As many of you already know, I'm a very fortunate man. A blessed man with a beautiful family held together by the family nucleus...Mrs. Tony C. It's no secret. I don't deny it. The two girls and I are just electrons spinning wildly around that solid center. I accept and embrace her role in our...nuclear family (sorry, that was too easy).
Although we share a very strong set of core beliefs, there's just enough variations in our individual way of thinking to keep life interesting in our marriage...without causing major strife. For example, I'm an ice cream fanatic while her food fix is bread. She likes the sheets all tucked in tight before we sleep, and I find the constriction a sure recipe for insomnia. I detest reality TV, and she...okay...I'm lying. I love reality TV too...but not the Kardashians!
However, never were our differences more apparent than the day this commercial aired while we were watching the Discovery Channel:
Tony C: That was the creepiest thing I believe I've ever watched...on a number of levels.
Mrs. Tony C: Really? I liked it.
Tony C: No way! Was it a car commercial or a promotion for a socialist society that embraces synchronized child labor?
Mrs. Tony C: Don't be so sarcastic. It's a representation of humans as nature to suggest we are one with our environment.
Tony C: Okay! Here we go...the tree hugger makes an appearance! It was freaky. They're little kids...or midgets...little people...whatever...
Mrs. Tony C: It was probably done digitally.

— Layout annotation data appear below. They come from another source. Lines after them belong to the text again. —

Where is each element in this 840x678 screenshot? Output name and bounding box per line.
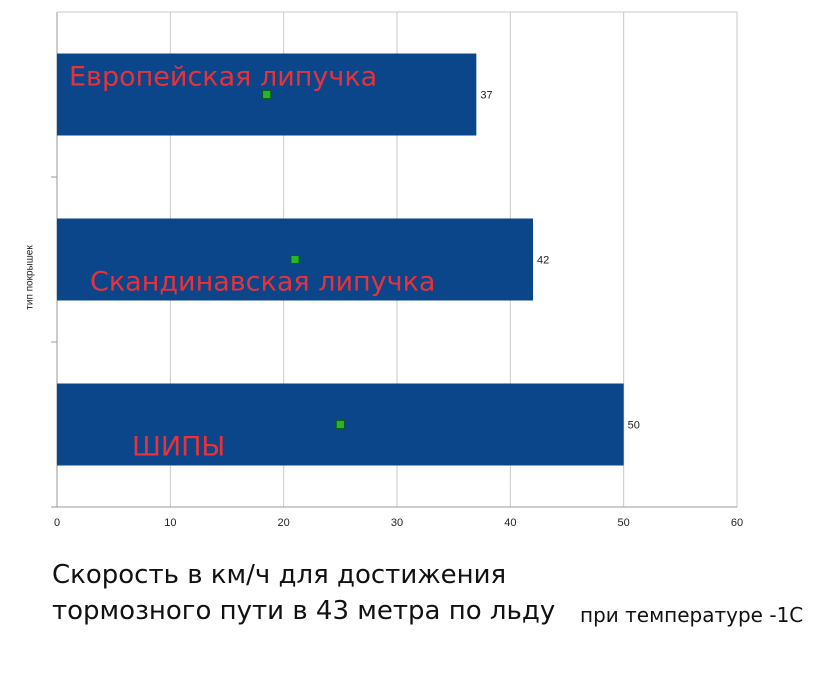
data-label: 50: [628, 420, 640, 432]
chart-caption-line-2: тормозного пути в 43 метра по льду: [52, 596, 556, 626]
x-tick-label: 60: [731, 517, 743, 529]
bar-midpoint-marker: [262, 90, 272, 99]
x-tick-label: 40: [504, 517, 516, 529]
x-tick-label: 10: [164, 517, 176, 529]
bar-midpoint-marker: [335, 420, 345, 429]
x-tick-label: 20: [278, 517, 290, 529]
category-label: ШИПЫ: [132, 432, 225, 463]
category-label: Европейская липучка: [69, 62, 377, 93]
x-tick-label: 50: [618, 517, 630, 529]
x-tick-label: 30: [391, 517, 403, 529]
chart-caption-line-1: Скорость в км/ч для достижения: [52, 560, 507, 590]
x-tick-label: 0: [54, 517, 60, 529]
data-label: 37: [480, 90, 492, 102]
bar-chart: 0 10 20 30 40 50 60 Европейская липучка 37 Сканди…: [51, 11, 743, 529]
bar-midpoint-marker: [290, 255, 300, 264]
temperature-note: при температуре -1С: [580, 603, 804, 627]
data-label: 42: [537, 255, 549, 267]
y-axis-label: тип покрышек: [24, 245, 36, 310]
category-label: Скандинавская липучка: [90, 267, 435, 298]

Tony C: ... or in China. After that Olympic opening ceremony in Beijing, we got good insight into how 'extra' people fit into a socialist society. Poor Chinese kids were probably beat for missing the cues.
Mrs. Tony C: The whole point of the commercial was to get you to buy an environmentally friendly car. Why is that so bad?
Tony C: I believe either your parents ran around butt-naked at Woodstock with the rest of the hippies or you have a Gore gene somewhere in the family tree.
Mrs. Tony C: Woodstock? Weren't you there?
Tony C: I was five!
Mrs. Tony C: Hey, you watched an Inconvenient Truth...
Tony C: Stop! We promised never to discuss that...ever!
Mrs. Tony C (chuckling): Yeah...we did...
Yes, my wife's a tree hugger, at least a part-time tree hugger. An environmentalist. She reads and believes National Geographic. In a way, I admire her commitment to recycling, conservation, and protecting the planet God entrusted to us. But, the conservative in me won't let it show. Her motives, on the other hand, are genuine and sincere. Just don't tell her I said so...
Tony C (having a nightmare): The kids! Midgets! Waves and waves...falling, falling! Toto! Where's my dog! My dog!
Mrs. Tony C:(awake from the commotion): Tony!
Tony C (groggy): Whoa! That was weird. Really weird. I was in that creepy Prius commercial...
Mrs. Tony C: It's okay. You can tell me about it in the morning. I love you...good night.
Tony C: Oh...okay. In the morning...(sigh)...stinking Prius. (Kicking wildly) Why... are... these... stupid sheets tucked in at the bottom so tight!
Mrs. Tony C (under her breath): ...idiot...
Tony C: What?
Mrs. Tony C: I love you.
Tony C: Oh...love you too. Hold me?
Mrs. Tony C: Don't I always...
Disclaimer: I have never watched or read An Inconvenient Truth. If anyone says otherwise, you should consider the source to be a pathological liar, unless I happen to be married to that person...which would still mean she lied...well...at least to me.